Campbell invokes the Waste Land of the “hideously wounded” Grail King to speak to the circumstances of living that inspire compassion: “The Waste Land is that territory of wounded people—that is, of people living inauthentic lives, broken lives, who have never found the basic energy for living, and they live, therefore, in this blighted landscape.” (23) The virus-blighted landscapes of contemporary life present us with a powerful invitation to explore our own inauthentic, broken, or desperate lives as our sources of distraction and entertainment are curtailed and while our illusions of safety and invincibility are shattered by a global pandemic. I am reminded of the line in T.S. Eliot’s The Wasteland: “A crowd flowed over the London Bridge, so many, I had not thought death had undone so many.”


Moving on, getting back to normal, opening up the economy, recovery, are diversions that avoid the scarcely answerable existential and philosophical questions raised by terror and loss. We want answers, we want to understand the causality at work, we want to find the expressway leading away from the Waste Land. We want to deal with the instrumental causes of the pandemic because we are too shaken, too appalled, to accept its secret cause.


We say the cause of the threat to humans is the novel coronavirus, infected bats or pangolins in Wuhan, the pneumonia it causes, or underlying health conditions in its victims; these are certainly instrumental causes, but Campbell advocated for exploring the “secret cause” of things. Articulating his thoughts on this, Campbell suggests that terror “is the emotion that arrests the mind before whatsoever is grave and constant in human suffering and unites it with the secret cause. What does that mean? That is the key to the whole thing: the secret cause.” (Thou Art That, 31) So, what then, is the secret cause? 


Campbell goes on to explain that


The secret cause of your death is your destiny.

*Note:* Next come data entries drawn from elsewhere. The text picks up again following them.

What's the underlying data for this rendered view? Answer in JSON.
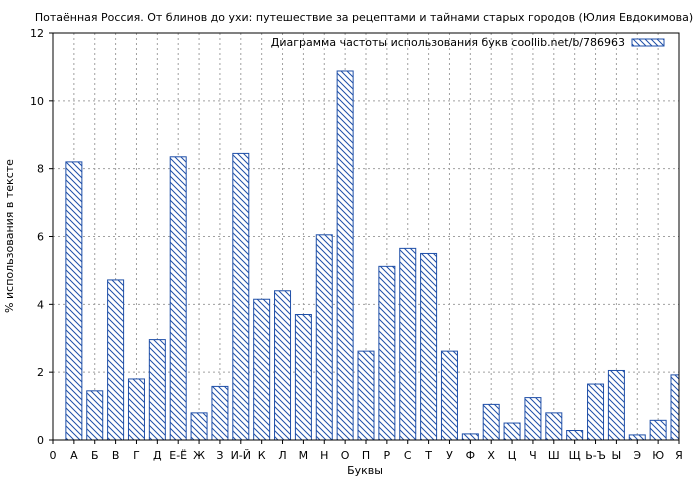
{
  "chart_data": {
    "type": "bar",
    "title": "Потаённая Россия. От блинов до ухи: путешествие за рецептами и тайнами старых городов (Юлия Евдокимова)",
    "xlabel": "Буквы",
    "ylabel": "% использования в тексте",
    "ylim": [
      0,
      12
    ],
    "yticks": [
      "0",
      "2",
      "4",
      "6",
      "8",
      "10",
      "12"
    ],
    "grid": true,
    "legend_position": "top-right",
    "legend_label": "Диаграмма частоты использования букв coollib.net/b/786963",
    "bar_color": "#1f4fa8",
    "categories": [
      "0",
      "А",
      "Б",
      "В",
      "Г",
      "Д",
      "Е-Ё",
      "Ж",
      "З",
      "И-Й",
      "К",
      "Л",
      "М",
      "Н",
      "О",
      "П",
      "Р",
      "С",
      "Т",
      "У",
      "Ф",
      "Х",
      "Ц",
      "Ч",
      "Ш",
      "Щ",
      "Ь-Ъ",
      "Ы",
      "Э",
      "Ю",
      "Я"
    ],
    "values": [
      0,
      8.2,
      1.45,
      4.72,
      1.8,
      2.96,
      8.35,
      0.8,
      1.58,
      8.45,
      4.15,
      4.4,
      3.7,
      6.05,
      10.88,
      2.62,
      5.12,
      5.65,
      5.5,
      2.62,
      0.18,
      1.05,
      0.5,
      1.25,
      0.8,
      0.28,
      1.65,
      2.05,
      0.15,
      0.58,
      1.92
    ]
  }
}
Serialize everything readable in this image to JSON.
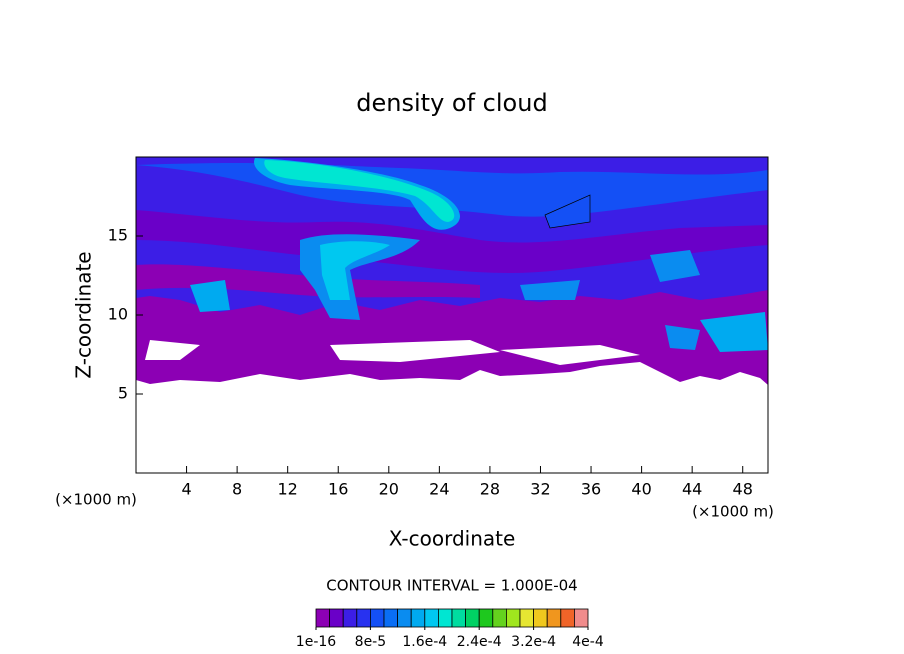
{
  "chart_data": {
    "type": "contour",
    "title": "density of cloud",
    "x_label": "X-coordinate",
    "y_label": "Z-coordinate",
    "x_unit_left": "(×1000 m)",
    "x_unit_right": "(×1000 m)",
    "xlim": [
      0,
      50
    ],
    "ylim": [
      0,
      20
    ],
    "xticks": [
      4,
      8,
      12,
      16,
      20,
      24,
      28,
      32,
      36,
      40,
      44,
      48
    ],
    "yticks": [
      5,
      10,
      15
    ],
    "contour_interval_text": "CONTOUR INTERVAL = 1.000E-04",
    "colorbar": {
      "clim": [
        1e-16,
        0.0004
      ],
      "colors": [
        "#8c00b4",
        "#6a00c8",
        "#3c1ee6",
        "#2832f0",
        "#1450f5",
        "#0a6ef5",
        "#0a8cf0",
        "#00aaf0",
        "#00c8f0",
        "#00e6d2",
        "#00dca0",
        "#00d264",
        "#1ec81e",
        "#64d21e",
        "#a0e61e",
        "#e6e632",
        "#f0c81e",
        "#f0961e",
        "#f06428",
        "#f08c8c"
      ],
      "ticks": [
        {
          "value": 1e-16,
          "label": "1e-16"
        },
        {
          "value": 8e-05,
          "label": "8e-5"
        },
        {
          "value": 0.00016,
          "label": "1.6e-4"
        },
        {
          "value": 0.00024,
          "label": "2.4e-4"
        },
        {
          "value": 0.00032,
          "label": "3.2e-4"
        },
        {
          "value": 0.0004,
          "label": "4e-4"
        }
      ]
    }
  }
}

Every life has a limitation, and in challenging the limit you are bringing the limit closer to you, and the heroes are the ones who initiate their actions no matter what destiny may result. What happens is, therefore, a function of what the person does. This is true of life all the way through. Here is revealed the secret cause: your own life course is the secret cause of your death.(Thou Art That, 35)


Death is really a secondary matter to Campbell, primarily because we all are destined to die and how we die is not as important as how we live. When you decide to say yes to your life, yes to everything that animates you, yes to what you’re passionate about, yes to what drives you and makes your life significant, when you say yes to all that, careless of how much resistance or push-back you get from the world, you’re following your bliss. Campbell isn’t suggesting that one be reckless, ignore accepted science, or court danger needlessly; he is simply acknowledging that following one’s bliss necessarily exposes one to some sort of suffering. It’s not really that complicated: no suffering, no bliss. In fact, Aeschylus teaches us about the relationship between pathos and mathos, suffering and learning, and tells us that we must “suffer, suffer into truth.” (Agamemnon, 98)

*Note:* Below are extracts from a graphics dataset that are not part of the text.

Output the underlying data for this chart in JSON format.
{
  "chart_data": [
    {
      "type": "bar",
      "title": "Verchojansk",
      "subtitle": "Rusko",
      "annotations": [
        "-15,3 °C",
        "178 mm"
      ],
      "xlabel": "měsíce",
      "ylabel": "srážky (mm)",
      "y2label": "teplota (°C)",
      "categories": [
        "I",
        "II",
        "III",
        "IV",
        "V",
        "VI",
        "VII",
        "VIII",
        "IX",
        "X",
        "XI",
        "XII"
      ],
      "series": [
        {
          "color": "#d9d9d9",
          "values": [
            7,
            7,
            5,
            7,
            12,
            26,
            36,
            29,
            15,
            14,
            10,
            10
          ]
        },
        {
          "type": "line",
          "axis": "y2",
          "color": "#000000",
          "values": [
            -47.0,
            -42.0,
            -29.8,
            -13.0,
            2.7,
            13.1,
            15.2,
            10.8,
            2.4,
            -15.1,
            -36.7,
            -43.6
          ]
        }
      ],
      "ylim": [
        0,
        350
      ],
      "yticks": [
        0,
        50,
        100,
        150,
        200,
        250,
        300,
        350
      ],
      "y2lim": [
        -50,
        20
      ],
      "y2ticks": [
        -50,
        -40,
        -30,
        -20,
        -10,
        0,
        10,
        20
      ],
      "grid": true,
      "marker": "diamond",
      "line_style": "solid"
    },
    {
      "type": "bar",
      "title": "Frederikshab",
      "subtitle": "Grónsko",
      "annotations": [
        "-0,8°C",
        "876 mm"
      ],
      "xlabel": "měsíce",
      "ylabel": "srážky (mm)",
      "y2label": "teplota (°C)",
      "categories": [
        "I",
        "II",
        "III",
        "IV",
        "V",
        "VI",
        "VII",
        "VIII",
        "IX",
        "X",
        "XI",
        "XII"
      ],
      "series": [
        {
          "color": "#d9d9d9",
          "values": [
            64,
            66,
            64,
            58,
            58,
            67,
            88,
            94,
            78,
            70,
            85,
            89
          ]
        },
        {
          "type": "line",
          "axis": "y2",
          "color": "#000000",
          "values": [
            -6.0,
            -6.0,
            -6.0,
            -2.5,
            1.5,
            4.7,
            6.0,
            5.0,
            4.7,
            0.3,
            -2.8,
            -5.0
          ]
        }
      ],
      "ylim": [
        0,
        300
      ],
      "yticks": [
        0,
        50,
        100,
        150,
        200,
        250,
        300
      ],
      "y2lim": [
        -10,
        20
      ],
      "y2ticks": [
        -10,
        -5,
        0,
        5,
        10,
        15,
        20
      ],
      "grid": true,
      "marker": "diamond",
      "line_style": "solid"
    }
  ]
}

When we accept life’s invitation to live this way, walking the pathway to bliss, Campbell convincingly declares that death “is understood as a fulfillment of our life’s direction and purpose.” (Thou Art That, 35) Perhaps it’s not the virus that frightens us; perhaps it’s the chilling realization that we could die having never really lived that terrifies us. And if so, it’s an important realization to have because it’s never too late to heed the call to adventure, especially those adventures awaiting us within. It’s a question of “do I dare?” Like the J. Alfred Prufrock of another T.S. Eliot poem, do I dare disturb the Universe?